À côté de ça, nous avons eu également un choc d’offre par une production renouvelable relativement faible. C’est l’éolien, mais aussi de l’hydroélectricité qui a été fortement impacté par les épisodes de canicule cet été.
Au-delà de ça, nous avons eu une indisponibilité nucléaire record en France. L‘été 2022, il y a eu plus de 30 réacteurs à l’arrêt sur un total de 56 réacteurs. Ce qui a facilement poussé les producteurs d’énergie à se recentrer sur les centrales de production thermique et notamment les centrales à gaz.
Pour finir, et un évènement qui n’est pas des moindres, c’est le conflit entre la Russie et l’Ukraine. La Russie est normalement un des plus gros exportateurs de gaz en Europe.
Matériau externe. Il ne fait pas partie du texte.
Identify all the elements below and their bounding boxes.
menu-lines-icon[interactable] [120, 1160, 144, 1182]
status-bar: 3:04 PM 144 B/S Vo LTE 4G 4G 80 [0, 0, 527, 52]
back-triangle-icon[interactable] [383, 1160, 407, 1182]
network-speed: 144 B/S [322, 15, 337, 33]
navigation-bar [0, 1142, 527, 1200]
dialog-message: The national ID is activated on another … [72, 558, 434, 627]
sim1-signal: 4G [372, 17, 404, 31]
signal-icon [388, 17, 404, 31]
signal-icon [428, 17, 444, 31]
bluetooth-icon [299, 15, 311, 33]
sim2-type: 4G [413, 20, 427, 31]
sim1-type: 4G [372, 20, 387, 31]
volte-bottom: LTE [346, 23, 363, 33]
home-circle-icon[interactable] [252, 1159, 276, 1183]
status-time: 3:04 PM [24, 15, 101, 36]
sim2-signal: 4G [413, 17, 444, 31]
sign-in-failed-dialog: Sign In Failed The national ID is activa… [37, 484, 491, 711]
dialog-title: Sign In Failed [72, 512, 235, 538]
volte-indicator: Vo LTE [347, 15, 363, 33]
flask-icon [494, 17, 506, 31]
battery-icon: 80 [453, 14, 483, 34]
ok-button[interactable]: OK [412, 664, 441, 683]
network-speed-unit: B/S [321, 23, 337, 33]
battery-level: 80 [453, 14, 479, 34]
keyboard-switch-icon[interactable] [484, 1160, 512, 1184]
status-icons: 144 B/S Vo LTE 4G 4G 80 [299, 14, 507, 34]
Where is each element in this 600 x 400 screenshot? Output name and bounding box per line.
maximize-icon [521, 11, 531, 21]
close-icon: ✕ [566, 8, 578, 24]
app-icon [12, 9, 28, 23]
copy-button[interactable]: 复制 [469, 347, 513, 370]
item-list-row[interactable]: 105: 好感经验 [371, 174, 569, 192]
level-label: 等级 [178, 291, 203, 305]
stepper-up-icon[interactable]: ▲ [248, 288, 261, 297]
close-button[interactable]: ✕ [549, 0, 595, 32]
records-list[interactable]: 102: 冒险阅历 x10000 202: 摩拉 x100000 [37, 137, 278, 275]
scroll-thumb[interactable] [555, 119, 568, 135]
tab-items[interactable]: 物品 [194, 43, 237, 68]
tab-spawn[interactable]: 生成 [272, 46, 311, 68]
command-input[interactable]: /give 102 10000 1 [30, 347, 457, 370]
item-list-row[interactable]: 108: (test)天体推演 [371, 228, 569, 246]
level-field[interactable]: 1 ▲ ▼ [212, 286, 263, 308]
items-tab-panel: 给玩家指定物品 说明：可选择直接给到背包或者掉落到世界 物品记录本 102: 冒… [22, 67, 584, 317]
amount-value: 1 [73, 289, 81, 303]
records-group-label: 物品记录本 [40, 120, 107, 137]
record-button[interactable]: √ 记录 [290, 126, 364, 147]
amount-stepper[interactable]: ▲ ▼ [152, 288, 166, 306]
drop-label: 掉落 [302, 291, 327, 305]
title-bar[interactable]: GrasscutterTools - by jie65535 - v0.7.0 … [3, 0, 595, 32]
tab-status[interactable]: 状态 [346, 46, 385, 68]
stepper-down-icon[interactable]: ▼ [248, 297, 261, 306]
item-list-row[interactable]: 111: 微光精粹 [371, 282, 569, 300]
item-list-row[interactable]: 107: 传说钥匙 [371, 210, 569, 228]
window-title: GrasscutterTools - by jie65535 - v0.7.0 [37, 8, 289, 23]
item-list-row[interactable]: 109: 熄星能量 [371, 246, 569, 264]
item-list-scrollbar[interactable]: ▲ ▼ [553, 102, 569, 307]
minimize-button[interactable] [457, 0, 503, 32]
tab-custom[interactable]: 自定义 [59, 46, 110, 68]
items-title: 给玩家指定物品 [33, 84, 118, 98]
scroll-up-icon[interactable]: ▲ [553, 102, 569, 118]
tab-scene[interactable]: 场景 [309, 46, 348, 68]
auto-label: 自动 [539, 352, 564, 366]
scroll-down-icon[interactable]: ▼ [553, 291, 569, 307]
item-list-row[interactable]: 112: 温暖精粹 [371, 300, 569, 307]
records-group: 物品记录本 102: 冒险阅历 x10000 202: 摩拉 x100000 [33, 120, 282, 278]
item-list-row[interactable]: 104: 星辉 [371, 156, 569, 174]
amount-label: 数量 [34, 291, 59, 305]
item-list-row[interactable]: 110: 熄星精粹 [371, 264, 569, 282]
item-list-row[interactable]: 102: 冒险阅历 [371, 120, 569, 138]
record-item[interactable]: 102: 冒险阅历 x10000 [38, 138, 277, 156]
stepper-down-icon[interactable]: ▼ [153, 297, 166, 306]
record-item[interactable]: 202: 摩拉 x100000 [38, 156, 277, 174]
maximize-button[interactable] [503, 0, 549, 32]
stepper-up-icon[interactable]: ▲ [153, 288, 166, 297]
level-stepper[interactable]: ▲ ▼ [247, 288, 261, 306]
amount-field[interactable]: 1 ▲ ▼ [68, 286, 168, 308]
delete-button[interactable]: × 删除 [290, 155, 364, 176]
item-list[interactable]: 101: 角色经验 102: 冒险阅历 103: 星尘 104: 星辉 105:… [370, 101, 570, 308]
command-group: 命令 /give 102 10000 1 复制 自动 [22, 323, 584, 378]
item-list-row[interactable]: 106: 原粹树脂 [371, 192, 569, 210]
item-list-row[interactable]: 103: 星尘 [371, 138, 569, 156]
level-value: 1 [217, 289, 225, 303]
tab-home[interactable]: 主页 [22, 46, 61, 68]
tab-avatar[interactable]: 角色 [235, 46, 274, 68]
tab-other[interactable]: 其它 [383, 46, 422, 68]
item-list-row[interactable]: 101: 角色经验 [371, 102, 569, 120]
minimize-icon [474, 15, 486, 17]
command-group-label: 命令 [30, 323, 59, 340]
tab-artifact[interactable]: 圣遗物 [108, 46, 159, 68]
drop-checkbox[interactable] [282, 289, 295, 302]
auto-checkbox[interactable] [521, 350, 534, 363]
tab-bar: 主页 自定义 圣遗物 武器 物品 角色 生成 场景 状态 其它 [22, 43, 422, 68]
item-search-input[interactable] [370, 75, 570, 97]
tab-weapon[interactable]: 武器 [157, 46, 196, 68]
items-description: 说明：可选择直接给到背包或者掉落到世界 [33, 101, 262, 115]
Avec ce conflit, la Russie a considérablement diminué les exportations de gaz en Europe. En conséquence, l’offre a diminué et poussé les prix à la hausse. »
Une production nucléaire historiquement faible
En effet, de nombreuses centrales nucléaires sont à l’arrêt depuis plusieurs mois. Les centrales en maintenance n’ont pas non plus redémarré dû à des problèmes de corrosion découverts sur certains réacteurs. La corrosion affecte des systèmes de refroidissement des réacteurs.
Si EDF s’est engagé à redémarrer ses centrales pour l’hiver 2022/2023, au mois de novembre, plus de 50% de la capacité nucléaire française est toujours à l’arrêt. Ainsi, sur les 9 premiers mois de l’année 2022, le nucléaire français a pu produire 209,2 TWh d’électricité. C’est 59 TWh de moins que sur les 9 premiers mois de 2021.
Quelles sont les conséquences attendues ?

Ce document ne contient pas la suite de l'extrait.